Implementation is spread across a couple of places in the code:

  • FCode monad stores additional information in its reader environment (cgd_self_loop field). This information tells us which function can tail call itself in an optimized way (it is the function currently being compiled), what is the label of a loop header (L1 in example above) and information about local registers in which we should arguments before making a call (this would be a and b in example above).
  • Whenever we are compiling a function, we set that information to reflect the fact that function currently being compiled can be jumped to, instead of called. This is done in closureCodyBody in StgCmmBind.
  • We also have to emit a label to which we will be jumping. We make sure that the label is placed after a stack check but before the heap check. The reason is that making a recursive tail-call does not increase the stack so we only need to check once. But it may grow the heap, so we have to repeat the heap check in every self-call. This is done in do_checks in StgCmmHeap.
  • When we begin compilation of another closure we remove the additional information from the environment. This is done by forkClosureBody in StgCmmMonad. Other functions that duplicate the environment - forkLneBody, forkAlts, codeOnly - duplicate that information. In other words, we only need to clean the environment of the self-loop information when compiling right hand side of a closure (binding).
  • When compiling a call (cgIdApp) we use getCallMethod to decide what kind of call will be generated. getCallMethod decides to generate a self recursive tail call when (a) environment stores information about possible self tail-call; (b) that tail call is to a function currently being compiled; (c) number of passed non-void arguments is equal to function’s arity. (d) loopification is turned on via -floopification command-line option.
  • Command line option to turn loopification on and off is implemented in DynFlags.

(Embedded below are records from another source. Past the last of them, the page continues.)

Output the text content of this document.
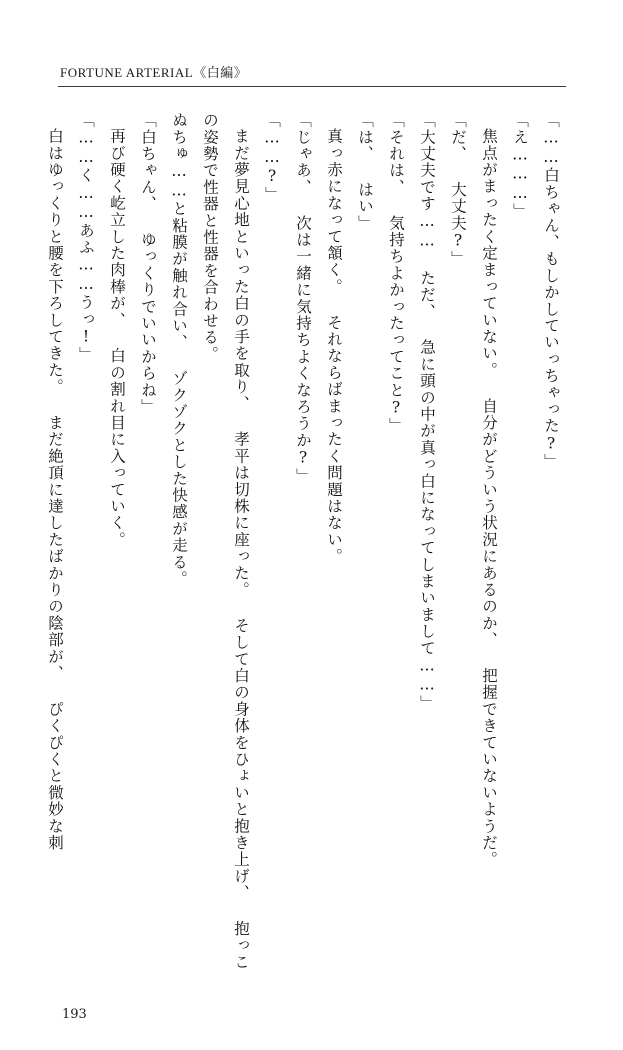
FORTUNE ARTERIAL《白編》

「……白ちゃん、もしかしていっちゃった?」

「え………」

焦点がまったく定まっていない。 自分がどういう状況にあるのか、 把握できていないようだ。

「だ、 大丈夫?」

「大丈夫です…… ただ、 急に頭の中が真っ白になってしまいまして……」

「それは、 気持ちよかったってこと?」

「は、 はい」

真っ赤になって頷く。 それならばまったく問題はない。

「じゃあ、 次は一緒に気持ちよくなろうか?」

「……?」

まだ夢見心地といった白の手を取り、 孝平は切株に座った。 そして白の身体をひょいと抱き上げ、 抱っこの姿勢で性器と性器を合わせる。

ぬちゅ……と粘膜が触れ合い、 ゾクゾクとした快感が走る。

「白ちゃん、 ゆっくりでいいからね」

再び硬く屹立した肉棒が、 白の割れ目に入っていく。

「……く……あふ……うっ!」

白はゆっくりと腰を下ろしてきた。 まだ絶頂に達したばかりの陰部が、 ぴくぴくと微妙な刺

193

Note [Void arguments in self-recursive tail calls]

[note link]

State# tokens can get in the way of the loopification optimization as seen in #11372. Consider this:

foo :: [a]
-> (a -> State# s -> (# State s, Bool #)) -> State# s -> (# State# s, Maybe a #)

foo [] f s = (# s, Nothing #) foo (x:xs) f s = case f x s of

(# s’, b #) -> case b of
True -> (# s’, Just x #) False -> foo xs f s’

We would like to compile the call to foo as a local jump instead of a call (see Note [Self-recursive tail calls]). However, the generated function has an arity of 2 while we apply it to 3 arguments, one of them being of void type. Thus, we mustn’t count arguments of void type when checking whether we can turn a call into a self-recursive jump.